魔の神様から貰ったリストにそんなスキルは無かったが、あちらからの入手が出来ないのならと願望を口にする。

 「すまないが、複製という魔法もスキルも存在しない」

 「・・・残念です」

 「其方等のイベントリには量の制限が無い。時も流れておらん。大量に手に入れて、保管しておくが良い」

 「そうします。あ、米はありますか?」

 「魔族の国の一部地域では食べられておるよ」

 「では、そこを目的地にします」

 気持ちが激しく上がり下がりした所為で、精神的疲労を感じた千華は、補填と米がある事に満足して、再び主張を始めた腹に促されて箸を手に取る。

 魔の神様はそれを見て自分用のお茶とお菓子を出し、千華の書いた魔法とスキルの希望リストを手に取り、目を通す。

 「追加は3つと、ポーション?」

 「はい。ポーションや回復薬のような物があるのなら、簡単な物の作り方を教えて欲しいんです」

 「ふむ、収入の為か?」

 「はい、そうです。今の私に現金を稼ぐ手段はありませんから」

 「なるほど、良かろう。薬は私の領分では無いが、薬神に初級の薬師スキルを付けてもらうようにしよう」

 「ありがとうございます!」

 これで、収入源が確保出来ると、喜ぶ。

 「他のスキルだが、なかなか面白い偏りだな。うむ。

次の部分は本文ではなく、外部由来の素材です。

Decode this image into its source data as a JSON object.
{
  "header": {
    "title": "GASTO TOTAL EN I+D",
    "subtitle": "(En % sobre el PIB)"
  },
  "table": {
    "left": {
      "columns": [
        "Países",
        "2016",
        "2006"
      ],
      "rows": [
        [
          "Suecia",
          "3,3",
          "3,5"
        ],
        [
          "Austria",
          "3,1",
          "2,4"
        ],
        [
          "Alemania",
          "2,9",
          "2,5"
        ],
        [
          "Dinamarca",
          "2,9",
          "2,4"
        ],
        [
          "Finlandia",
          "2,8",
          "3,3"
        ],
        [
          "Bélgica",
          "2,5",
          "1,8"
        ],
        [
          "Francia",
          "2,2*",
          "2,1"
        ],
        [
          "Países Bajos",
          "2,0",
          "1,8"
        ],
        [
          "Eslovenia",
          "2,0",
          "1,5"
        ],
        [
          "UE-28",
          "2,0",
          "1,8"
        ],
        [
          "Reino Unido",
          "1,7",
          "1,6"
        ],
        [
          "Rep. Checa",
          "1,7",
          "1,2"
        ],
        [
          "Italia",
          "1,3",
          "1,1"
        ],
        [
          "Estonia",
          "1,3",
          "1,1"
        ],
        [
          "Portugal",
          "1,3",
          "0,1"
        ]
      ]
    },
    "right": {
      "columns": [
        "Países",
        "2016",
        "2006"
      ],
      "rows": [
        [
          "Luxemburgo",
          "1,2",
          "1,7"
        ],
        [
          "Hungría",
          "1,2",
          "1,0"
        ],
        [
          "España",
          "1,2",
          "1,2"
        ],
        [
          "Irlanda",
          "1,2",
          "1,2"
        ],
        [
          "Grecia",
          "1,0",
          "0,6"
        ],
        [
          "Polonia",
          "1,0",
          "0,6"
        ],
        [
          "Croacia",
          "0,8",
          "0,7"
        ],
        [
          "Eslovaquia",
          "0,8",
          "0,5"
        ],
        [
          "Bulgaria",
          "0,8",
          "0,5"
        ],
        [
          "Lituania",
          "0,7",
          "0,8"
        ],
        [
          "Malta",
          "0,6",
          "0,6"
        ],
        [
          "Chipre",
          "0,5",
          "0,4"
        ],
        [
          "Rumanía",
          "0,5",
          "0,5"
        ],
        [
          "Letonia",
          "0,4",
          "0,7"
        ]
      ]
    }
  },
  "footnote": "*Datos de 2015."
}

この3つは検討しておこう」

 「ありがとうございます」

 あれもこれも欲しがらなかったのは正解だったようだ。満足そうに頷く魔の神様に、ホッと胸をなで下ろす。

 「では、今日を除いて3日のうちに、持って行く物を決めるように」

 「はい」

 「決まったら、そこの棚にある玉を割って知らせるように。でわ」

 そうして魔の神様は、お茶を飲みながらふっと消える。

 「割る?」

 神様を呼び出す方法は、思いの外アグレッシブルだった。